Long-nosed paramelomys
- Conservation status: Least Concern (IUCN 3.1)

Scientific classification
- Kingdom: Animalia
- Phylum: Chordata
- Class: Mammalia
- Order: Rodentia
- Family: Muridae
- Genus: Paramelomys
- Species: P. naso
- Binomial name: Paramelomys naso Thomas, 1911

= Long-nosed paramelomys =

- Genus: Paramelomys
- Species: naso
- Authority: Thomas, 1911
- Conservation status: LC

Species of rodent

The long-nosed paramelomys (Paramelomys naso) is a species of rodent of the family Muridae endemic to New Guinea. It is found in the lowlands of the south of the country.

==Classification==
P. naso is very similar to Paramelomys levipes, and was originally classed as a synonym of Melomys levipes lorentzii, then a subspecies of Melomys levipes.

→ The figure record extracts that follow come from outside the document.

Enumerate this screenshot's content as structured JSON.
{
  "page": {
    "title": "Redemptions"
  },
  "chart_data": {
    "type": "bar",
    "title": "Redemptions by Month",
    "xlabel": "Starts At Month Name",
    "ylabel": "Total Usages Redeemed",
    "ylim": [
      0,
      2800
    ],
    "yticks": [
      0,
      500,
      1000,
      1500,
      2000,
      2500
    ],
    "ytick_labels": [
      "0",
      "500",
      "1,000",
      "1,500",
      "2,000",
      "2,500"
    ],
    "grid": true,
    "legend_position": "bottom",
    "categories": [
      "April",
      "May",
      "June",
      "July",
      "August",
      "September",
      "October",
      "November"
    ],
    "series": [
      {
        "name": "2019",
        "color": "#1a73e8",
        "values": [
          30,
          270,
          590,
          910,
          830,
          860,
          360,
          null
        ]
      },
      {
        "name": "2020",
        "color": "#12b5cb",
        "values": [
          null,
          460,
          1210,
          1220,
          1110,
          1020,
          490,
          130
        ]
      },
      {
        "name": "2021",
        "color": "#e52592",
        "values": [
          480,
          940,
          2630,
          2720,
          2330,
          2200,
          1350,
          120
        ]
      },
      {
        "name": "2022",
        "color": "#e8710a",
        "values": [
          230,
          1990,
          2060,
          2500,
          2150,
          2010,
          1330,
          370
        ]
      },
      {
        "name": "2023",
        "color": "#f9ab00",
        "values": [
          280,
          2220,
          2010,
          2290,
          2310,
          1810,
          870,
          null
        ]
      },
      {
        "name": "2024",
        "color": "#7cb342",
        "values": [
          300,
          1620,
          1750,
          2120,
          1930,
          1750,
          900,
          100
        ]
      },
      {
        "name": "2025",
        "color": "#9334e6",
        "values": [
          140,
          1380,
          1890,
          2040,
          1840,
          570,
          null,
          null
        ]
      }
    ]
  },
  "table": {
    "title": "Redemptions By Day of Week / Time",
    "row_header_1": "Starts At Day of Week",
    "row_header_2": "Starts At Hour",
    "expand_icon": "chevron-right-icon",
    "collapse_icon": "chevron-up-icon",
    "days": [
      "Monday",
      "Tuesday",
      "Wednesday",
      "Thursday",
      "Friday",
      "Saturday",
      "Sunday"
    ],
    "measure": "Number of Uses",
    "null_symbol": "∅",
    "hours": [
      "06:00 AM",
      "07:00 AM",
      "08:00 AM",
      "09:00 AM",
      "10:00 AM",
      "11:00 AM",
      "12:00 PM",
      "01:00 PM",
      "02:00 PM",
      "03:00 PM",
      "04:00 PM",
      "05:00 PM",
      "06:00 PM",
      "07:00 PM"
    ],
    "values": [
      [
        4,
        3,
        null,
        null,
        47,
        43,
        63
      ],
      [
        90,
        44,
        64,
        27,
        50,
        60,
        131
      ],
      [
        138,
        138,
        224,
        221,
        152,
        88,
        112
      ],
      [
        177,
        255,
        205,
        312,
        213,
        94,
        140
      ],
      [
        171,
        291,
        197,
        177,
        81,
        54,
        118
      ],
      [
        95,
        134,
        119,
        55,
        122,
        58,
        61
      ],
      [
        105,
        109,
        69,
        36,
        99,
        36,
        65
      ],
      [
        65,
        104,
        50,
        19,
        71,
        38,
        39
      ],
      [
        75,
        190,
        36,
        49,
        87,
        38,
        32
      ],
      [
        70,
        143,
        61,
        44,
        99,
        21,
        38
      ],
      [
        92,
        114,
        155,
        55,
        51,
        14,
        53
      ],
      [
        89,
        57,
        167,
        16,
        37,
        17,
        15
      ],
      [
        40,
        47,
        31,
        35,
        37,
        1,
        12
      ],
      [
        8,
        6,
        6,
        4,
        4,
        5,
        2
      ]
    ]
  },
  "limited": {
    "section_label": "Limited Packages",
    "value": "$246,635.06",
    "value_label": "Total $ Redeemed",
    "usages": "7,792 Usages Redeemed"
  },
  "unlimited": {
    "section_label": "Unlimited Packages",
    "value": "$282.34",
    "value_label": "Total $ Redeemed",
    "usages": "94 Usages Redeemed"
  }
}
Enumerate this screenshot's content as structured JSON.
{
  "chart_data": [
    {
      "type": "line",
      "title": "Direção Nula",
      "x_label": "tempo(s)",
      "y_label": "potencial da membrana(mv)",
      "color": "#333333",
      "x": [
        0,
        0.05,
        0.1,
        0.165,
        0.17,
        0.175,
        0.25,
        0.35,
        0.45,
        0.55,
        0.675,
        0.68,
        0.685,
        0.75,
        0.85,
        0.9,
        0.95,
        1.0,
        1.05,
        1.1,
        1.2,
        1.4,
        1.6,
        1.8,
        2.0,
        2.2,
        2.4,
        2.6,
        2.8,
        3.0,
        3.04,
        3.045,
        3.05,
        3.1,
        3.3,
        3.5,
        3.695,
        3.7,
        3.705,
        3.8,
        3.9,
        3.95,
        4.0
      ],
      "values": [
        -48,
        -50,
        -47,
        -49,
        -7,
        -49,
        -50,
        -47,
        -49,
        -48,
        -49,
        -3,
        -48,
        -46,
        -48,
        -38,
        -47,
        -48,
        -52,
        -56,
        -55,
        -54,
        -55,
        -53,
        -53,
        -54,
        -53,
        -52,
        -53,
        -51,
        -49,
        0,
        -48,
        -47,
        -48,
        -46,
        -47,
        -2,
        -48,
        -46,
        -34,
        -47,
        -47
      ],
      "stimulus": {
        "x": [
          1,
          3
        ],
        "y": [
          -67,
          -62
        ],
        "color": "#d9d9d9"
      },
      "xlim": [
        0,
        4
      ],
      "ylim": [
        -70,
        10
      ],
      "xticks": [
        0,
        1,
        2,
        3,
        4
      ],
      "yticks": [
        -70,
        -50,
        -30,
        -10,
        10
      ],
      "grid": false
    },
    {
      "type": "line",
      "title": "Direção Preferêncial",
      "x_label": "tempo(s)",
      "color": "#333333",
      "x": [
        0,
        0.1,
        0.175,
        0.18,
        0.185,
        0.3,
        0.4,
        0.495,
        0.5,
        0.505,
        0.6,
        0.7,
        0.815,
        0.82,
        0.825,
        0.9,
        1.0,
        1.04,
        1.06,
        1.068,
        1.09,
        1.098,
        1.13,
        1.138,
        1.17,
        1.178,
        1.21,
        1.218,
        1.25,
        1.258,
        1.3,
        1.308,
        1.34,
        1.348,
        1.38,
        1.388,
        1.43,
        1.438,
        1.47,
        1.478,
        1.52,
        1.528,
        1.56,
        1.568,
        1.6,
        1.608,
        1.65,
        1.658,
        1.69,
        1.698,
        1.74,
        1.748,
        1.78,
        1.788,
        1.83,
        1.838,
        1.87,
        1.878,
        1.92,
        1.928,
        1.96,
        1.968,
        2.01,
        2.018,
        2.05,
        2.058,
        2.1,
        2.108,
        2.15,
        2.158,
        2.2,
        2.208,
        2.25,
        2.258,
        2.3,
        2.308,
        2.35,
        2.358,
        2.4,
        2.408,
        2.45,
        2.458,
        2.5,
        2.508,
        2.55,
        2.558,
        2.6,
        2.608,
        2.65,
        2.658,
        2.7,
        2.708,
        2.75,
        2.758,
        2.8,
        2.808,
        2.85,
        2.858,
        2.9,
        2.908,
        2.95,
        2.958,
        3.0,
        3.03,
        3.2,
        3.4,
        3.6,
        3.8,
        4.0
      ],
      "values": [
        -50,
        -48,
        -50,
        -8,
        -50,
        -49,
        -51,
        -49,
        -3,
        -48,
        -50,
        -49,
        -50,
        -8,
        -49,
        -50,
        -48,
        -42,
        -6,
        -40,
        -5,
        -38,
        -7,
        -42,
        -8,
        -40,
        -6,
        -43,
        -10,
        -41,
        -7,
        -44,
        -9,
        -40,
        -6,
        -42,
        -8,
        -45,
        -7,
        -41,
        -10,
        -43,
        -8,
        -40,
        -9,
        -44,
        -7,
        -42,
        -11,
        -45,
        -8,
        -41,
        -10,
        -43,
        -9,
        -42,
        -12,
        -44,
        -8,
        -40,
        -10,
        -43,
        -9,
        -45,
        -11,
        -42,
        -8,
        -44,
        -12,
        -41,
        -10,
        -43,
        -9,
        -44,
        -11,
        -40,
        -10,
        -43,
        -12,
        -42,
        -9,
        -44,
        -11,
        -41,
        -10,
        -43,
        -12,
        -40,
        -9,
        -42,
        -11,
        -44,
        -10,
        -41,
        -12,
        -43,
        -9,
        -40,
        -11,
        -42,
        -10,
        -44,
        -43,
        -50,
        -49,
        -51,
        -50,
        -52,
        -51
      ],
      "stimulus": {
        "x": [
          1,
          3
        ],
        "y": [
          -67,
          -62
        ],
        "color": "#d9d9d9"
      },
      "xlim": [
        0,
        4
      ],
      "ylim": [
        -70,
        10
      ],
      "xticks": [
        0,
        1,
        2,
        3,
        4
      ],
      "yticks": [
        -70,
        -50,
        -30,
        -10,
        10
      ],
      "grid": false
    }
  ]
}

In 1996 the genus Melomys was redefined and Paramelomys was upgraded from a subgenus, creating the species Paramelomys naso and Paramelomys levipes. They are distinguished by P. naso's slightly wider molars.

==Appearance==

P. naso has a head and body length of 168–188 mm; its tail is between 121–132 mm. The fur is short and smooth, upper parts are brown, the dorsal part of the head is grey and the ventral parts are grey/white. The tail is black with one hair per tail scale.

==Habitat==
The species is common throughout south and west-central New Guinea in Papua Province, and on Wokam Island in the Aru Islands. It lives in subtropical/tropical lowland forest up to an altitude of 1000 m.

==Preservation==
Paramelomys naso is listed as least concern on the IUCN Red List. It has a wide distribution, a large population, no real threats, and seems tolerant to loss of habitat caused by logging and palm forest expansion. However, it has been suggested that further studies are needed to determine if the species would be vulnerable to heavy disturbance.